枚方市 教育委員会 学校教育部 学校教育室 教育指導課 田中大登氏

枚方市 教育委員会 学校教育部 学校教育室 教育指導課 田中大登氏

枚方市 教育委員会 学校教育部 学校教育室 教育指導課 田中大登氏は「ひらスタ」について、「生徒の学習意欲を高め、学力や自学自習力を育むことを目的に実施しています。生徒一人ひとりの学習状況を把握するために最初に期初テストを実施し、生徒からヒアリングも行って、個別の学習計画を作成して学習支援を行っています。平成30年度(2018年度)までは学習指導員を配置し、『放課後学習教室』を開催していましたが、平成31年度(2019年度)からは学習の専門性をさらに高めることや、指導力のバラツキをなくすため、業務を委託することになりました」と説明した。

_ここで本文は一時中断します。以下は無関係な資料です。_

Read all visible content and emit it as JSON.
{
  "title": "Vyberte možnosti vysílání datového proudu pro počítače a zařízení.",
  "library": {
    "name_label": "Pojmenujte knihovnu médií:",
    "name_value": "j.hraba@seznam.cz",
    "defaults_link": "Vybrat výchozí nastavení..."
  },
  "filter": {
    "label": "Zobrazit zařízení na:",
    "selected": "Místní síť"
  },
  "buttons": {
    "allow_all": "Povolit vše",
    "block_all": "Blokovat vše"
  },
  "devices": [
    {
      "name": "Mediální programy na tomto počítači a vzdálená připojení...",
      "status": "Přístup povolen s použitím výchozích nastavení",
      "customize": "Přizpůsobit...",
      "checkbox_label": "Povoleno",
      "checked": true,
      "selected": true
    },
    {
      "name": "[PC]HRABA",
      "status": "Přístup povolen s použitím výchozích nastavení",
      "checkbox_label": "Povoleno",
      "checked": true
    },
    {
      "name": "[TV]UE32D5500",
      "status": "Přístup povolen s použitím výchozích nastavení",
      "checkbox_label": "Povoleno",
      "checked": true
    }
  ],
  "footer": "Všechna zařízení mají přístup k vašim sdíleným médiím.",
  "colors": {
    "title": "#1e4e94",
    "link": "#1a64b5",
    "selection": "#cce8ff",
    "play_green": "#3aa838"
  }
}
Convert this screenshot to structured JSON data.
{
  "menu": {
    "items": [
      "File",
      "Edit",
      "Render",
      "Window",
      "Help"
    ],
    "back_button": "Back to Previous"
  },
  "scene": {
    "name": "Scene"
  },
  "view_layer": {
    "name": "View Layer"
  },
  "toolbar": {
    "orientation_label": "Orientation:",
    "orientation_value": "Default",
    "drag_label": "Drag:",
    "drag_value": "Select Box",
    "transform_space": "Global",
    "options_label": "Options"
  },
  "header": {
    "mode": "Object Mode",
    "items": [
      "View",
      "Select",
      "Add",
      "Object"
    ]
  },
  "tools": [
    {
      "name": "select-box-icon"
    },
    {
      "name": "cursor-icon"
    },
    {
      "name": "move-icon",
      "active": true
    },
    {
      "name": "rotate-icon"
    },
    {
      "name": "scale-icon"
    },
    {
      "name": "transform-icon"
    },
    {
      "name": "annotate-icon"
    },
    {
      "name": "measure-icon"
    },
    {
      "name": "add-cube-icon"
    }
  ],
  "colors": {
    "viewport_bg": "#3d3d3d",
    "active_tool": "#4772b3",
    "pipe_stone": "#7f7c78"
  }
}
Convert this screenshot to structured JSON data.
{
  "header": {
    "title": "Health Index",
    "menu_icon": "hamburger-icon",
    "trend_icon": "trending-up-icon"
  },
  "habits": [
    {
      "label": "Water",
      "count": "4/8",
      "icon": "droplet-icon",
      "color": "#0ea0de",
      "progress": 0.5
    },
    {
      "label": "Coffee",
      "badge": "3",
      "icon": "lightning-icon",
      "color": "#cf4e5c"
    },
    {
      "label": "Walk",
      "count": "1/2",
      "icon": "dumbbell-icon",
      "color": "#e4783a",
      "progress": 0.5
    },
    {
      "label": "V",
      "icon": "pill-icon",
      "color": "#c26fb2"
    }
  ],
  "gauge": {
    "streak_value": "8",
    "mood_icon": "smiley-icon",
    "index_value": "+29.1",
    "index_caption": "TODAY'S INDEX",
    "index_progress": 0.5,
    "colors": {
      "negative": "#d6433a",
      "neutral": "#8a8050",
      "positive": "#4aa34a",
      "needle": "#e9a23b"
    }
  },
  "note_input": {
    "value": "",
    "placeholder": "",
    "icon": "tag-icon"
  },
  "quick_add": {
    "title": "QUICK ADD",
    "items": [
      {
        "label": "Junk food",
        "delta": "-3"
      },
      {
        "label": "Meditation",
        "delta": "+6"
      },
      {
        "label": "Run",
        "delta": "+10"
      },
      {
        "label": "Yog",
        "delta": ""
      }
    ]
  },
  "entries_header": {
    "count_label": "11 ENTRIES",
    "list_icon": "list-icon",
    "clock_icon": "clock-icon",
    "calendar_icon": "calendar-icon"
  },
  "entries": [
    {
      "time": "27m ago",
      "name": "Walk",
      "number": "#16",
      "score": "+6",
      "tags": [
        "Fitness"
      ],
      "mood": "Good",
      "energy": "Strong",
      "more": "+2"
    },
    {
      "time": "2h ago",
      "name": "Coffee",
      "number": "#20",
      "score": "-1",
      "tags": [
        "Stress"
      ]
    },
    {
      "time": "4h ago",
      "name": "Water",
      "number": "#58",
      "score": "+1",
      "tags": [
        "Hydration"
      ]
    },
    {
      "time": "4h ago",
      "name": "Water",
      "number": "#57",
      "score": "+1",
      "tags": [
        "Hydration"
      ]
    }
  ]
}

また、学校は授業の中で、生徒の学習意欲を高め、学力を高める指導はできているが、授業外での自学自習力を高めるところは難しい。その自学自習力の向上を補う仕組みとして、この取組は有効であると感じている」と成果を語った。

「ひらスタ」は、市内の市立中学校全19校に通う生徒のうち、希望者が参加できる。2022年度は、全校で270名ほどが参加している(昨年度は230名)。なお、定員は各校15名で、生徒は無料で利用できる。

参加理由としては、塾に行くのに抵抗がある(知らない生徒と一緒に勉強することに抵抗がある、経済的理由など)、通学している学校なので安心できるなどがあるという。